Published 30th October 2009 - 2 comments - 898 views -

The perils of crying "Wolf!" are well documented and if more confirmation of its pernicious effects are needed, then "Exaggerated claims undermine drive to cut emissions, scientists warn" hammers the point home. Sir David King, a former chief government science adviser to the British government, and now the director of the Smith School for Enterprise and the Environment at Oxford warns:

 "When people overstate happenings that aren't necessarily climate-change-related, or set up as almost certainties things that are difficult to establish scientifically, it distracts from the science we do understand. The danger is they can be accused of scaremongering. Also, we can all become described as kind of left-wing greens."

No wonder campaigners are finding it tough going to generate public support for a low-emission energy future. The constant overstating of the case reminds one of the Ithaca episode of Ulysses by James Joyce, with its dire warnings of "eruptions, torrents, eddies, freshets, spates, groundswells, watersheds, waterpartings, geysers, cataracts, whirlpools, maelstroms, inundations, deluges, cloudbursts…" That was 1922 and most of the world is still above water. 
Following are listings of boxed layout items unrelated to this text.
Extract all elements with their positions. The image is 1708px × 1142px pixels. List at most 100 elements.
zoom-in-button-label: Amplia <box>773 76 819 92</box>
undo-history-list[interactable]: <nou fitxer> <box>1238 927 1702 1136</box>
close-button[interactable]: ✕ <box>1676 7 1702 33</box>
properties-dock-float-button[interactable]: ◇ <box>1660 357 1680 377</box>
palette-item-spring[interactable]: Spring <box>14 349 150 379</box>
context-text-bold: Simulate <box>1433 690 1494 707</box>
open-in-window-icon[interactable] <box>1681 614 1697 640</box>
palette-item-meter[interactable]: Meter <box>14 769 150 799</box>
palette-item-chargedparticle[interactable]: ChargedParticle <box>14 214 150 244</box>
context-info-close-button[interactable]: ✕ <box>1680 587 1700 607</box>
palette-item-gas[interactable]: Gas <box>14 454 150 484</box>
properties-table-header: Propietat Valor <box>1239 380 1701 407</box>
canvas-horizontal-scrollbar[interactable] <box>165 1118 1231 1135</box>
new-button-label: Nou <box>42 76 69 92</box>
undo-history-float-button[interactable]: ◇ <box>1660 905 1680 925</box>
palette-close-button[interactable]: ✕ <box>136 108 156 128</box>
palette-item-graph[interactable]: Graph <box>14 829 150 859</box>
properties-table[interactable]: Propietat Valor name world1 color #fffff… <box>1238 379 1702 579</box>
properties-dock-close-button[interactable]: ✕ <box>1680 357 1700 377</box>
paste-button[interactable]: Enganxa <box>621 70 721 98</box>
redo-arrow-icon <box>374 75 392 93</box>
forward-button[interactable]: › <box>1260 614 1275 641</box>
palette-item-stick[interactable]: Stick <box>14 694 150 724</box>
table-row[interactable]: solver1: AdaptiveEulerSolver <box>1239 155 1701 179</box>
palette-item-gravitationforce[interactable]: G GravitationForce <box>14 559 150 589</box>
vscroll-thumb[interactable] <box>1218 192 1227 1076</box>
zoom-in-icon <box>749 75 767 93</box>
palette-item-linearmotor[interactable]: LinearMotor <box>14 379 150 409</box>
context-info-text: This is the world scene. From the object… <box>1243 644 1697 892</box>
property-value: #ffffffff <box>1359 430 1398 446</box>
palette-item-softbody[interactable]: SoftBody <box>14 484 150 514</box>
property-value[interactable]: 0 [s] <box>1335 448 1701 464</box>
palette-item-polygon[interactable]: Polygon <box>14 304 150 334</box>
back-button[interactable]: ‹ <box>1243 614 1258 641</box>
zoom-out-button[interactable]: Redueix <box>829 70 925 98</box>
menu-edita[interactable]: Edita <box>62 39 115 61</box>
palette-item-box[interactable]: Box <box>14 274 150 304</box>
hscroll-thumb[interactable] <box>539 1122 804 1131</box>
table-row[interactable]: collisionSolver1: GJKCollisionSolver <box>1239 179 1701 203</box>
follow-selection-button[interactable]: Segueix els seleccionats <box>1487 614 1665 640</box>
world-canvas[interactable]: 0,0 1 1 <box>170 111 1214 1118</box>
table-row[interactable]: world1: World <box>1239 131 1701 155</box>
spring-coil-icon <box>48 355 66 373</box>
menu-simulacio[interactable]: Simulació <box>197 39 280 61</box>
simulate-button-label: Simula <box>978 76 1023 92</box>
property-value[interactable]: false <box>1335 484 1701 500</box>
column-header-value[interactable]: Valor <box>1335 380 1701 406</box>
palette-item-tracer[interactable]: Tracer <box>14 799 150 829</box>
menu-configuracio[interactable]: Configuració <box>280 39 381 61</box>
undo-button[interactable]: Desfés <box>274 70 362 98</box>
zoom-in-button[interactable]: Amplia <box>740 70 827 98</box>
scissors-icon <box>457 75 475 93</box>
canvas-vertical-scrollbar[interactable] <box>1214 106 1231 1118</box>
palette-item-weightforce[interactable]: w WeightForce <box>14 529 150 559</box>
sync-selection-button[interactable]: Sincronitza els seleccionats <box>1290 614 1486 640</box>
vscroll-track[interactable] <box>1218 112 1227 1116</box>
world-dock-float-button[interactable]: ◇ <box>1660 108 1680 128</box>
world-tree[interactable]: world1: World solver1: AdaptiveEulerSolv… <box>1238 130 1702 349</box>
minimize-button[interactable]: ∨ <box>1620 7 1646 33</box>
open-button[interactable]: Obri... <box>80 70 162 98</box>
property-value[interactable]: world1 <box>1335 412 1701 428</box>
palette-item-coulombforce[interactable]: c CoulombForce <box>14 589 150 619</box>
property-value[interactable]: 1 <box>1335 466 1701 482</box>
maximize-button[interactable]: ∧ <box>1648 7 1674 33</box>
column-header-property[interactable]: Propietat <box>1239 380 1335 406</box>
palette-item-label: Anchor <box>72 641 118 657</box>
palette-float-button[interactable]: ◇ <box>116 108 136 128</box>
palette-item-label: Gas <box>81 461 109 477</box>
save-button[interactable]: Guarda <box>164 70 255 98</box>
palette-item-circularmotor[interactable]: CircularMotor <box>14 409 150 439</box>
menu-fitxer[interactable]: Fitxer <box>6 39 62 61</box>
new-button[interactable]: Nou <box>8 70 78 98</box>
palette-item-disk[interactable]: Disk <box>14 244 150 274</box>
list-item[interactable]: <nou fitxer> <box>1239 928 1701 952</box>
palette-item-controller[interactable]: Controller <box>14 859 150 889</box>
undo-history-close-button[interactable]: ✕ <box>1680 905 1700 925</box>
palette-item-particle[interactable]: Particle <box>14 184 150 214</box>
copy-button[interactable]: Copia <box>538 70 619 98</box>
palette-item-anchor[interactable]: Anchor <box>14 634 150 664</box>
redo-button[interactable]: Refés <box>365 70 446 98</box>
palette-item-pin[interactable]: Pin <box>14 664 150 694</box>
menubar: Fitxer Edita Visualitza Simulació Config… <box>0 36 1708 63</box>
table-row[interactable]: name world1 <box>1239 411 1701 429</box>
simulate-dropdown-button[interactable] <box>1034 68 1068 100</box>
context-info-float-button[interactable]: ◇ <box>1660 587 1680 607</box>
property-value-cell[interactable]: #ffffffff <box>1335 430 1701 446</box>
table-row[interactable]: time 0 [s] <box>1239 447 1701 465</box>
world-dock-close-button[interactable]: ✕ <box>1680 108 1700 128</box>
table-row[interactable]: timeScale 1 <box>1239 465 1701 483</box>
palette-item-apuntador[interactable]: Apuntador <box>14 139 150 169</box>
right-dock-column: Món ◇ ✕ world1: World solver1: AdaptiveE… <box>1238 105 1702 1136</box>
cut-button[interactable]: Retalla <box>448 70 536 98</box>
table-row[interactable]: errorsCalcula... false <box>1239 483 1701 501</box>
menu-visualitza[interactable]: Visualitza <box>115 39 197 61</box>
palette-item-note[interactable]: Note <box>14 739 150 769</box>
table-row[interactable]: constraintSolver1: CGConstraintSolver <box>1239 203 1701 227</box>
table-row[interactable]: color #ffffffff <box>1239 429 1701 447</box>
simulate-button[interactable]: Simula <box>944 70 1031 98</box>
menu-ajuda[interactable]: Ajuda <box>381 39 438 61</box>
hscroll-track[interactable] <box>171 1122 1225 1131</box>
Category: Precipitation, | Tags: exaggeration, warning, scaremongering,



Comments

Mike on 31st October 2009:

Maybe it has something to do with the fact that we’ve been only 10 years away from the “tipping point” for 15 years now.

Christian on 03rd November 2009:

David King said he doesn’t like exaggeration?

BUT HE SAID:

“Antarctica is likely to be the world’s only habitable continent by the end of this century if global warming remains unchecked, the government’s chief scientist, Professor Sir David King said last week. He said the Earth was entering the ‘first hot period’ for 60 million years when there was no ice on the planet and “the rest of the globe could not sustain human life”.